As long as your child is healthy, happy and reaching milestones and you are also healthy and happy then try not to worry. The fact that you even are worried suggests to me that you are a fantastic parent with the best interest's of your child at heart.xx

Givemecaffeine21 Wed 14-Jan-15 14:05:52

I did a thread like this yesterday about guilt - same thing really, trying to be perfect and beating myself up for not acheiving it. The crafty blogs really get to me but I reassure myself that by the time they are actually capable of sitting for more than four minutes and engaging with an activity without destroying it, I'll be all over it. I enjoy craft but it's pointless with my two; they are 1.5 and 2.5 and my eldest gets it now but never used to, and it extends to colouring and playdough and stickers. When DD first arrived I was obsessed with 'maintaining standards' and obsessively cleaned every day....til I got real! In terms of emotional stuff I have beat myself up hugely over not being this serene, ever-listening mum who always responds correctly and never shouts, but seriously, I'm a human being....they push my buttons ALL day, DD even smirks at me now when she's doing it. I think the most important thing is to be fair, and if you get it wrong, admit it and say sorry and move on. I'm not afraid to tell my kids I'm sorry when I get it wrong as its teaching them that we all make mistakes but we can all forgive and move on. But to be honest, I'm my own harshest critic and I bet if I watched you and you watched me, we'd tell the other they were doing great and over-analysing stuff :-)

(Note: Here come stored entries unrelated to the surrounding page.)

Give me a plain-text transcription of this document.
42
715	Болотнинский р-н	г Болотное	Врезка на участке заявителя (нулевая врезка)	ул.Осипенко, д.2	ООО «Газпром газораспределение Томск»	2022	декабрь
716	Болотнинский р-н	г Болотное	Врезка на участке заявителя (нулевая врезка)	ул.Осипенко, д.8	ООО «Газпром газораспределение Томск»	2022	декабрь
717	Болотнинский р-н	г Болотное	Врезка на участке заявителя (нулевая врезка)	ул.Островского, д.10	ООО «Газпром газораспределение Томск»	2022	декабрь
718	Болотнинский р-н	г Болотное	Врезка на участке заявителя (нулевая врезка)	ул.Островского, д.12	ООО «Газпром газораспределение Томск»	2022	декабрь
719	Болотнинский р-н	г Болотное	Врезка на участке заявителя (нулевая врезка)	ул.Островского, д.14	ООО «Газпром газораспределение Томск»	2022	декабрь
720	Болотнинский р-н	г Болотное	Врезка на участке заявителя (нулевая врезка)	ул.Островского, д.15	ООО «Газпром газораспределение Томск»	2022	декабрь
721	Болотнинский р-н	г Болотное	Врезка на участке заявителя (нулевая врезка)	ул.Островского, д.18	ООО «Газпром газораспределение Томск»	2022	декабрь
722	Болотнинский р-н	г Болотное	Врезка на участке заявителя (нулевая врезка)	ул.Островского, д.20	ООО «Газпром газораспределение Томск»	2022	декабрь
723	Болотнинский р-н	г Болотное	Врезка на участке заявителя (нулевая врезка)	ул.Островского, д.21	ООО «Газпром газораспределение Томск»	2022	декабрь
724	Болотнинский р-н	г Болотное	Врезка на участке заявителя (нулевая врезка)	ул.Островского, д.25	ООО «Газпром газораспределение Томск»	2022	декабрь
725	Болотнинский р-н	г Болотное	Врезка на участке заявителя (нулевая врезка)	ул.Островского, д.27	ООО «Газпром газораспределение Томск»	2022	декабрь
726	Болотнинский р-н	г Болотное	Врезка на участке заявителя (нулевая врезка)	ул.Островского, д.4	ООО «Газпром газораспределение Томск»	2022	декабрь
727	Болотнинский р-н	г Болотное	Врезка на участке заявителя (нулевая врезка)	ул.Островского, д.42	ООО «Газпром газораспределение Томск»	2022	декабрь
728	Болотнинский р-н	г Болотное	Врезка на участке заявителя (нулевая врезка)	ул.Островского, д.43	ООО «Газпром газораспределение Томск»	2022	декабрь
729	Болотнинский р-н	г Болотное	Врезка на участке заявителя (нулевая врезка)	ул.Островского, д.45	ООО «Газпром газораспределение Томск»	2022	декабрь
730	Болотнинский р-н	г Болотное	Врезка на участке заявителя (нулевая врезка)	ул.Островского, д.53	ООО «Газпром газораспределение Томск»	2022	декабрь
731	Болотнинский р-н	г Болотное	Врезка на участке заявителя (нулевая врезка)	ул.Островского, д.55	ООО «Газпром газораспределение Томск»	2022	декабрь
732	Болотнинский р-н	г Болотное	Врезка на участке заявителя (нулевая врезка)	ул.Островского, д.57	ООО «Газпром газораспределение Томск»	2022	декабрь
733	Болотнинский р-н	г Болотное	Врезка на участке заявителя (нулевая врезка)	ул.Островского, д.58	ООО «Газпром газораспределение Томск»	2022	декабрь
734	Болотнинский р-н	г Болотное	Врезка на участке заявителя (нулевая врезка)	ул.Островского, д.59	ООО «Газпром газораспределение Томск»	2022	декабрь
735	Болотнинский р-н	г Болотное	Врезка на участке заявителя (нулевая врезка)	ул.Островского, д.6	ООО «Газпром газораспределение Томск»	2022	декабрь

BertieBotts Wed 14-Jan-15 16:15:40

Oh link me to your guilt one too please smile

Yes I totally hate the way I am not serene - which is stupid really because I know really if I was always serene that wouldn't be very emotionally healthy or real for DS to learn from either would it?!

Yes you're right about saying sorry and moving on. Actually I used to always do that on principle when DS was little and then like you say he started pushing my buttons - around 3 or so - and I felt so angry with him at times that I didn't feel like apologising (wow how mature do I sound hmm) and somehow got out of the habit of it and now even though I'm much more in control and he's not so horrendous I think I have forgotten to apologise when I mess up.

attheendoftheday Sun 18-Jan-15 11:37:55

I have this very much! I have this mental picture of the life I want for my dds (and the fact that I can see how driven it is by my feelings about my own shitty childhood doesn't take it away). I actually get pretty close, and I don't think I'm a bad parent per se, but I feel so bad if a miss something I feel I should have done. I also work incredibly hard (full time work in compressed hours plus meeting the dds needs) that I tend to exhaust myself and then become unable to cope, it would be better if I could relax a bit and not cry in the kitchen while pretending to cook!

squizita Sun 18-Jan-15 11:41:54

My dd is 6 months and I'm JUST like this.

I had miscarriages before so I kind of think I don't deserve her unless I'm "the best". I also had a bit of an odd childhood in some respects ... caught between 2 cultures/parenting styles (one being quite draconian and tiger, the other hippy/Irish mammy style).

DH is far more balanced about things.

attheendoftheday Sun 18-Jan-15 12:16:30

Squitzita, my dp is also more balanced. Thank god for that!